Search This Blog

Tuesday, April 28, 2009

Monckton of Global Warming

While I think he's a bit of a loose cannon, I rather like this letter and paper by Monckton for being able to describe (and refute) numerous aspects of the science of Global Warming in terms that I think are understandable by a layperson with relatively little familiarity with scientific terminology.

7 comments:

erp said...

When it comes down to it, it isn't science or logic that will decide our fate, but feelings.

Bret said...

Then we're doomed!

Hey Skipper said...

I have only read the first couple pages -- the guy is a very good writer -- but unless I am missing something otherwise glaringly obvious, he has made a barking mad mistake right from the git-go.

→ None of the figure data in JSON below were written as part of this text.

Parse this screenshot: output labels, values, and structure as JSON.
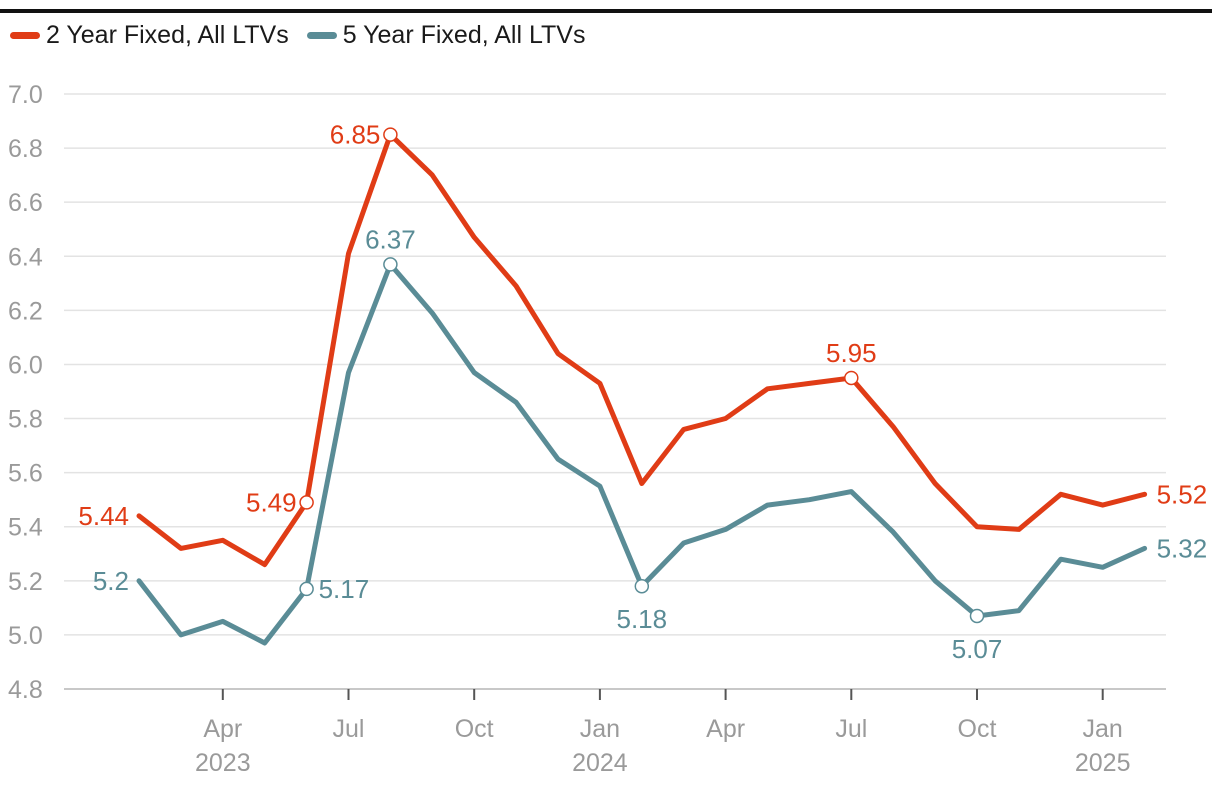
{
  "chart_data": {
    "type": "line",
    "title": "",
    "xlabel": "",
    "ylabel": "",
    "ylim": [
      4.8,
      7.0
    ],
    "yticks": [
      "4.8",
      "5.0",
      "5.2",
      "5.4",
      "5.6",
      "5.8",
      "6.0",
      "6.2",
      "6.4",
      "6.6",
      "6.8",
      "7.0"
    ],
    "x": [
      "2023-02",
      "2023-03",
      "2023-04",
      "2023-05",
      "2023-06",
      "2023-07",
      "2023-08",
      "2023-09",
      "2023-10",
      "2023-11",
      "2023-12",
      "2024-01",
      "2024-02",
      "2024-03",
      "2024-04",
      "2024-05",
      "2024-06",
      "2024-07",
      "2024-08",
      "2024-09",
      "2024-10",
      "2024-11",
      "2024-12",
      "2025-01",
      "2025-02"
    ],
    "xticks": [
      {
        "index": 2,
        "line1": "Apr",
        "line2": "2023"
      },
      {
        "index": 5,
        "line1": "Jul",
        "line2": ""
      },
      {
        "index": 8,
        "line1": "Oct",
        "line2": ""
      },
      {
        "index": 11,
        "line1": "Jan",
        "line2": "2024"
      },
      {
        "index": 14,
        "line1": "Apr",
        "line2": ""
      },
      {
        "index": 17,
        "line1": "Jul",
        "line2": ""
      },
      {
        "index": 20,
        "line1": "Oct",
        "line2": ""
      },
      {
        "index": 23,
        "line1": "Jan",
        "line2": "2025"
      }
    ],
    "legend_position": "top-left",
    "series": [
      {
        "name": "2 Year Fixed, All LTVs",
        "color": "#e03c16",
        "values": [
          5.44,
          5.32,
          5.35,
          5.26,
          5.49,
          6.41,
          6.85,
          6.7,
          6.47,
          6.29,
          6.04,
          5.93,
          5.56,
          5.76,
          5.8,
          5.91,
          5.93,
          5.95,
          5.77,
          5.56,
          5.4,
          5.39,
          5.52,
          5.48,
          5.52
        ],
        "annotations": [
          {
            "index": 0,
            "text": "5.44",
            "marker": false,
            "anchor": "left"
          },
          {
            "index": 4,
            "text": "5.49",
            "marker": true,
            "anchor": "left"
          },
          {
            "index": 6,
            "text": "6.85",
            "marker": true,
            "anchor": "left"
          },
          {
            "index": 17,
            "text": "5.95",
            "marker": true,
            "anchor": "above"
          },
          {
            "index": 24,
            "text": "5.52",
            "marker": false,
            "anchor": "right"
          }
        ]
      },
      {
        "name": "5 Year Fixed, All LTVs",
        "color": "#5a8c96",
        "values": [
          5.2,
          5.0,
          5.05,
          4.97,
          5.17,
          5.97,
          6.37,
          6.19,
          5.97,
          5.86,
          5.65,
          5.55,
          5.18,
          5.34,
          5.39,
          5.48,
          5.5,
          5.53,
          5.38,
          5.2,
          5.07,
          5.09,
          5.28,
          5.25,
          5.32
        ],
        "annotations": [
          {
            "index": 0,
            "text": "5.2",
            "marker": false,
            "anchor": "left"
          },
          {
            "index": 4,
            "text": "5.17",
            "marker": true,
            "anchor": "right"
          },
          {
            "index": 6,
            "text": "6.37",
            "marker": true,
            "anchor": "above"
          },
          {
            "index": 12,
            "text": "5.18",
            "marker": true,
            "anchor": "below"
          },
          {
            "index": 20,
            "text": "5.07",
            "marker": true,
            "anchor": "below"
          },
          {
            "index": 24,
            "text": "5.32",
            "marker": false,
            "anchor": "right"
          }
        ]
      }
    ]
  }
}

From the caption beneath the first graphic:

Beneath the spline -curve,
the bright red straight line, the least-squares linear regression trend on the data, shows a (largely-unreported) global cooling
for seven years at a rate equivalent to 3.5 F°/century.
Ummm, I don't think so. Instead, it shows a decrease in the warming rate.

The linear regression trend line would have to go south of zero before one could actually say there is cooling.

Bret said...

Hey Skipper,

I think the left axis in the graph you mention is the global temperature difference relative to the global temperature in 1980 (or perhaps some other date).

So it's relative temperatures (which are falling), not temperature rates.

Bret said...

After a few minutes more research, I believe that zero is the mean global temperature recorded when the NOAA satellites started measuring thermal emissions in 1979.

Hey Skipper said...

True, it is.

However, the IPCC predicted and observed trend lines represent each represent both an instantaneous deviation and rate of deviation from the baseline (which could be anything, including absolute zero).

So each of the boundary lines in the IPCC prediction say that in a given future year, the deviation will be some amount from the baseline, and summing over a century yields a total deviation at the end of the century.

The LMS depiction of observed temperatures pretty clearly shows that IPCC models predict a rate far in excess of what actually happened.

However, what actually happened is not cooling, but rather an increase of roughly .32 deg C over the period, instead something like .56C.

(Yes, I know that is a lot of precision for an eyeball guesstimate.)

So, if he had said that the IPCC model greatly exaggerates climate change, I'd buy it.

If he was to say that climate is cyclical, and a decreasing rate of change is just what one would expect prior to an inflection point, I would buy that, too.

But to conclude from that chart that the globe is cooling is dead wrong.

Unless, of course, I am dead wrong. I have been known to be completely blind to the bloody obvious.

Hey Skipper said...

Never mind -- I'm dead wrong.

The slope of the observed LMS regression line is negative, so year on year temperatures must be approaching the baseline. So while recent temperatures are warmer than the baseline, they are getting closer to it; hence, cooling.